Ten case studies are analysed from the European HarmoniCOP project, initiated for the purpose of participatory river-basin management in which social learning was a principle theme. The analysis identifies 71 factors that either foster or hinder social learning, and these factors are grouped into eight broad themes. The authors compare their work to other case study research in social learning, and find a strong correlation between their findings in regard to factors, or lessons learned, and broad themes. This is in spite of the fact that the case studies spanned a broad geographical range including the United States, Canada, Australia and Europe. Comparisons with other developing countries have been more problematic due to variations in research design. It is posited that social learning is not a unique or special phenomenon in itself, but becomes an issue of specific interest where complexity and other factors stifle its natural occurrence. It is at this point that intervention is warranted, but only where there is some modicum of potential success given the resources that are required to facilitate the process. Power imbalances are a significant issue for social learning, but it is important to note that social learning processes can themselves assume a given distribution of power which may need to be challenged through various direct means. The authors also warn against focusing further research around ‘buzzwords,’ but rather generating knowledge in relation to the key ideas that underpin the concept.

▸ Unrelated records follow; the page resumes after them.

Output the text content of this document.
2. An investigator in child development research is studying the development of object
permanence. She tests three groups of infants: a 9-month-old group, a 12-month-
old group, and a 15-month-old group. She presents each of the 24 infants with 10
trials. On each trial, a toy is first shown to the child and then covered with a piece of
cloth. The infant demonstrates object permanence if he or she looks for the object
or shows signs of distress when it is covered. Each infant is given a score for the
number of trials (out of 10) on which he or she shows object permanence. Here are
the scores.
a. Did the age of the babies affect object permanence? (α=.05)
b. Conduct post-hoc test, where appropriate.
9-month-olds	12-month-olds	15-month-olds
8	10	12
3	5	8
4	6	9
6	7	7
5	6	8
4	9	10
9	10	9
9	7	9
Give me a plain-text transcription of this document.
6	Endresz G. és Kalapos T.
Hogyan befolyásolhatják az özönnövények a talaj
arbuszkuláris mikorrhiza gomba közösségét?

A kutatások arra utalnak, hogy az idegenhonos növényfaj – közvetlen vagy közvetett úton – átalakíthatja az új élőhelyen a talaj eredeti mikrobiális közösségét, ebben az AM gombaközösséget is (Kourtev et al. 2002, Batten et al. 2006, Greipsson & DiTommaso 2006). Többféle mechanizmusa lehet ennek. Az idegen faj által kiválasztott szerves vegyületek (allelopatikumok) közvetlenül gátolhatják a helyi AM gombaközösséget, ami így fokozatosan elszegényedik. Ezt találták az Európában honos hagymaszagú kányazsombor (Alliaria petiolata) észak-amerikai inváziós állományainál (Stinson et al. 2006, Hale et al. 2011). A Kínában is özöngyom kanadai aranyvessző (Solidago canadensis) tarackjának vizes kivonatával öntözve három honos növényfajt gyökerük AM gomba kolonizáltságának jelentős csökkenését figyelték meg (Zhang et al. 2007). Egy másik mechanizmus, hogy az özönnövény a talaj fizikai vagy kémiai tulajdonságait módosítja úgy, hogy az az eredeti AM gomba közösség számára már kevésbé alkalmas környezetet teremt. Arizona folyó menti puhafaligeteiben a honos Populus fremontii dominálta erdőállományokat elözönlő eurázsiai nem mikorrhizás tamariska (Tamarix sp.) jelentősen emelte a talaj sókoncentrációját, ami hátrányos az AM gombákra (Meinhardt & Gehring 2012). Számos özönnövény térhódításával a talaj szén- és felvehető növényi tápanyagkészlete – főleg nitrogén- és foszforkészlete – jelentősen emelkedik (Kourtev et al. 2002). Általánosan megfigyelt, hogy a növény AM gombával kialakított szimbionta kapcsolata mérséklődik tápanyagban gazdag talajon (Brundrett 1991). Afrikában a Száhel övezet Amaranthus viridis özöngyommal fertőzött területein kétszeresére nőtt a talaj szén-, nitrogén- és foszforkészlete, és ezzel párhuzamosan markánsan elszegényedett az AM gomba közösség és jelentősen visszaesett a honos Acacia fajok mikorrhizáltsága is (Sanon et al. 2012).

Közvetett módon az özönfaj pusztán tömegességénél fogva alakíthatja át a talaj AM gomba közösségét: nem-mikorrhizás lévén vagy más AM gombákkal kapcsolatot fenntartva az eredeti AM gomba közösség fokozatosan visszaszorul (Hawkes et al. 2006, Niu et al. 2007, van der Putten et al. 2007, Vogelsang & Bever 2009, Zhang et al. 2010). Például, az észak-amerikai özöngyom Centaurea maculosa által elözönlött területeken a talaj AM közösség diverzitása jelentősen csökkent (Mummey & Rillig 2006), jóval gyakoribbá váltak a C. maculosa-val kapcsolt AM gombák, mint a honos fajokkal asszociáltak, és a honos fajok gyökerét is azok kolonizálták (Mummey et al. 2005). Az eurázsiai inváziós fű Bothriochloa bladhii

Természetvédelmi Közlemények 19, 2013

This article draws attention to the important question of when a learning intervention should be considered. Learning is, after all, a natural part of the human condition, and yet the ‘learning paradox’ continues to afflict sustainable resource management. The authors are suggesting that those considering the facilitation of an adaptive learning process should first weigh the prospects for success. While resource issues are a real world concern, it could also be argued that learning success may in fact be very difficult to predict given its emergent and multi-layered nature. Another lesson is in regard to the issue of power. For cycles of adaptive learning to achieve the significant levels of change required to address specific issues, it may be necessary to directly confront established systems of power. This may in fact be a critical contribution of adaptive learning in that it represents a learning framework that encourages both radical innovation and stabilising processes at the broader system level. This is encouraged through interconnectedness between system elements and appropriate feedback, where openness, trust and communication become critical factors. Adaptive learning is, therefore, essentially attempting to conceptualise a learning environment that dissolves the dichotomy between power and lack-of-power prevalent within institutional structures and processes.